Users are becoming more and more aware of how companies manage, sell, and store their data all while potentially leaving them vulnerable to exploitation from hackers, possible abuse by police departments, or other unwelcomed prying eyes. Justifiably, users are sensitive of data capturing devices in their home, such as voice assistants, smart TVs, and smart home security solutions. This is undeniably a concern with the use of smart home security cameras. Coming this fall, Apple is expanding on a solution with iOS14 to win the hearts and minds of those concerned with security but are unwilling to sacrifice their privacy.

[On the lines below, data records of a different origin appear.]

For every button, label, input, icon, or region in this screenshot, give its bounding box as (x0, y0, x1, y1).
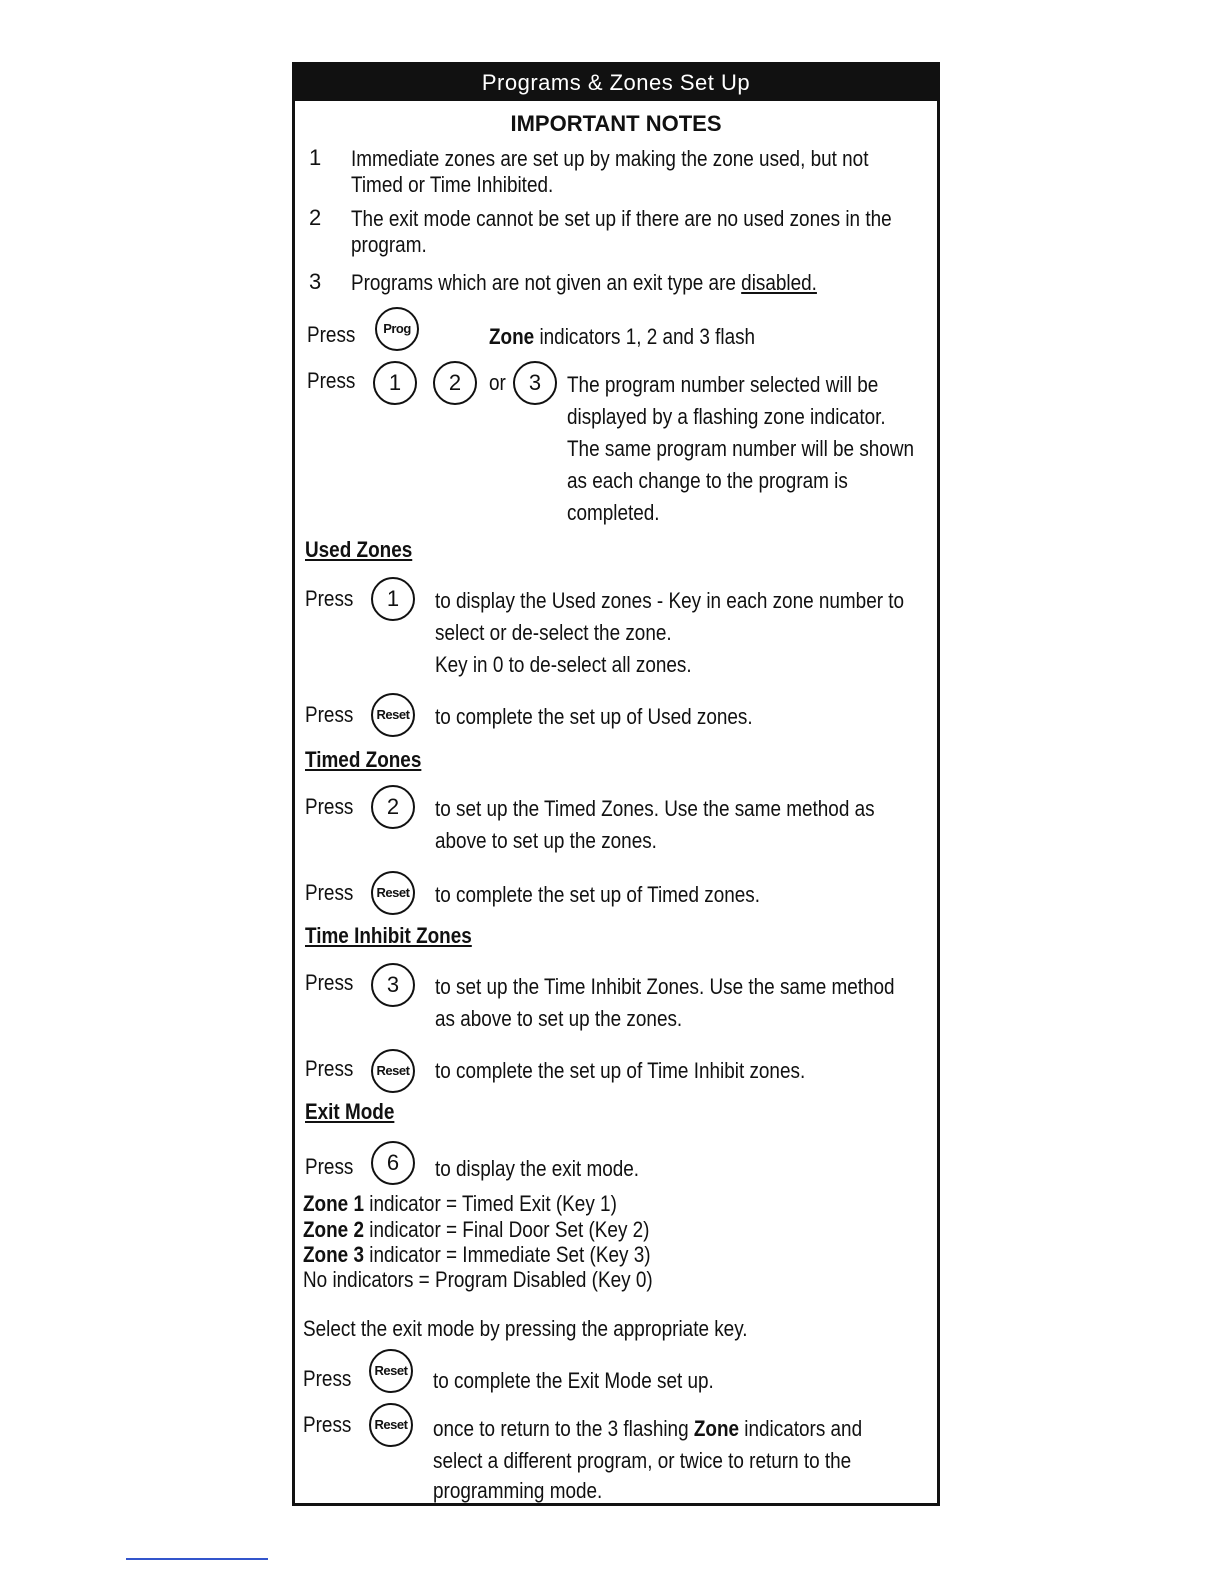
prog-key: Prog (375, 307, 419, 351)
exit-display-text: to display the exit mode. (435, 1156, 640, 1181)
note-2-number: 2 (309, 205, 322, 230)
press-label: Press (305, 794, 354, 819)
note-1-number: 1 (309, 145, 322, 170)
final-line-3: programming mode. (433, 1478, 603, 1503)
reset-key: Reset (371, 693, 415, 737)
used-line-1: to display the Used zones - Key in each zone number to (435, 588, 905, 613)
press-label: Press (305, 880, 354, 905)
exit-mode-heading: Exit Mode (305, 1099, 395, 1124)
note-2-line1: The exit mode cannot be set up if there are no used zones in the (351, 206, 892, 231)
exit-reset-text: to complete the Exit Mode set up. (433, 1368, 714, 1393)
timed-zones-heading: Timed Zones (305, 747, 422, 772)
press-label: Press (303, 1412, 352, 1437)
final-line-2: select a different program, or twice to return to the (433, 1448, 852, 1473)
note-3-text: Programs which are not given an exit type are disabled. (351, 270, 817, 295)
exit-mode-3: Zone 3 indicator = Immediate Set (Key 3) (303, 1242, 651, 1267)
or-label: or (489, 370, 506, 395)
final-line-1: once to return to the 3 flashing Zone indicators and (433, 1416, 863, 1441)
note-1-line2: Timed or Time Inhibited. (351, 172, 554, 197)
exit-select-text: Select the exit mode by pressing the appropriate key. (303, 1316, 748, 1341)
press-label: Press (305, 970, 354, 995)
select-line-3: The same program number will be shown (567, 436, 915, 461)
press-label: Press (303, 1366, 352, 1391)
timed-reset-text: to complete the set up of Timed zones. (435, 882, 760, 907)
disabled-word: disabled. (741, 270, 817, 295)
reset-key: Reset (371, 1049, 415, 1093)
card-title: Programs & Zones Set Up (295, 65, 937, 101)
prog-step-text: Zone indicators 1, 2 and 3 flash (489, 324, 756, 349)
note-2-line2: program. (351, 232, 427, 257)
programs-zones-card (292, 62, 940, 1506)
timed-line-2: above to set up the zones. (435, 828, 657, 853)
key-2: 2 (371, 785, 415, 829)
select-line-2: displayed by a flashing zone indicator. (567, 404, 886, 429)
used-line-3: Key in 0 to de-select all zones. (435, 652, 692, 677)
key-3: 3 (513, 361, 557, 405)
press-label: Press (307, 322, 356, 347)
time-inhibit-heading: Time Inhibit Zones (305, 923, 472, 948)
press-label: Press (305, 586, 354, 611)
reset-key: Reset (369, 1403, 413, 1447)
press-label: Press (305, 1056, 354, 1081)
reset-key: Reset (369, 1349, 413, 1393)
inhibit-line-2: as above to set up the zones. (435, 1006, 683, 1031)
press-label: Press (305, 702, 354, 727)
key-3: 3 (371, 963, 415, 1007)
inhibit-line-1: to set up the Time Inhibit Zones. Use the same method (435, 974, 895, 999)
select-line-4: as each change to the program is (567, 468, 848, 493)
used-line-2: select or de-select the zone. (435, 620, 672, 645)
note-1-line1: Immediate zones are set up by making the zone used, but not (351, 146, 869, 171)
footer-rule (126, 1558, 268, 1560)
select-line-1: The program number selected will be (567, 372, 879, 397)
exit-mode-1: Zone 1 indicator = Timed Exit (Key 1) (303, 1191, 617, 1216)
reset-key: Reset (371, 871, 415, 915)
exit-mode-2: Zone 2 indicator = Final Door Set (Key 2) (303, 1217, 650, 1242)
press-label: Press (307, 368, 356, 393)
notes-title: IMPORTANT NOTES (510, 111, 722, 136)
exit-mode-none: No indicators = Program Disabled (Key 0) (303, 1267, 653, 1292)
key-6: 6 (371, 1141, 415, 1185)
press-label: Press (305, 1154, 354, 1179)
key-1: 1 (373, 361, 417, 405)
select-line-5: completed. (567, 500, 660, 525)
key-2: 2 (433, 361, 477, 405)
key-1: 1 (371, 577, 415, 621)
timed-line-1: to set up the Timed Zones. Use the same method as (435, 796, 875, 821)
note-3-number: 3 (309, 269, 322, 294)
used-zones-heading: Used Zones (305, 537, 413, 562)
inhibit-reset-text: to complete the set up of Time Inhibit zones. (435, 1058, 806, 1083)
used-reset-text: to complete the set up of Used zones. (435, 704, 753, 729)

Apple first released HomeKit Secure Video in its latest major release, iOS13, and it allows users to bring security camera feeds from supported third party manufacturers cameras into Apple Home’s ecosystem. Activity detected by supported cameras is privately analyzed from a local home hub. Recorded video is stored securely on your personal iCloud account. Apple’s latest keynote showcased iOS 14’s substantial updates, including some interesting HomeKit updates to include powerful features such as facial recognition for any third-party security camera with HomeKit support. Additionally, Apple is offering a more cohesive product experience with picture-in-picture (PIP) capabilities from your AppleTV so you can see who’s pulling up your driveway while not missing out on the punchline of your latest binge watch.
Why Is This Exciting?
These may not seem like innovative features, but there is clear advancement in Apple’s approach. Facial recognition and facial detection have been available on other big-name security camera providers, such as Google’s Nest, Amazon’s Ring, and ADT; but safeguarding their user’s privacy has yet to be proven. Several class-action lawsuits allege ADT employees made unsolicited use of security cameras remote access capabilities for spying on families over the period of several years. Similarly, Amazon’s Ring is also facing a class action lawsuit alleging failure to provide “even the most basic” security measures for protecting user data and Google’s Nest forgot to tell consumers about a microphone it installed on one of its devices. Not exactly making people feel warm and fuzzy about their privacy. This is because the overwhelming majority of mainstream security cameras available for residential use involve data processing AND storage in the cloud. This leaves data captured by your camera more vulnerable to attack by malicious players and subject to exploitation by third parties. Apple’s HomeKit Secure Video platform bypasses the cloud for data processing and utilizes a local hub device, such as an iPad, HomePod speaker, or AppleTV. Instead of the data that’s captured by your camera bouncing from your device, to your router, to the cloud where it is processed and stored contextually sending notifications back down to your account; Apple’s HomeKit Secure Video goes from your device through your local network is processed on the hub device itself, generating notifications locally and sending them along to your devices.
Recordings are stored on your iCloud account and no one else can access those recordings, including Apple itself. No worries of creepy rogue employees or hackers logging into your camera to see recordings remotely. Apple’s ecosystem and features under HomeKit Secure Video make it possible to have a home security capability using the latest tech, while preserving privacy, and doing so at a mainstream price point.
Apple’s strategy of letting consumers bring 3rd party HomeKit supported cameras onto their platform can, in theory, also help bring down the cost barriers to entry for consumers. Manufacturers of security cameras can save on software costs by leaning on the bleeding edge features provided by Apple’s HomeKit to handle the software features and focus on producing low-price cameras. Unfortunately, there are only six different cameras on the market that support HomeKit Secure Video, but there are several more companies introducing support later this year. An additional downside is this security solution isn’t platform agnostic; you must have an Apple device, which not everyone has or wants to purchase, to act as your hub and to view video footage from the Home app.
Will Apple be the tech giant to save us all from the abuse of these devices that are meant to keep our homes safe? Only future lawsuits will tell.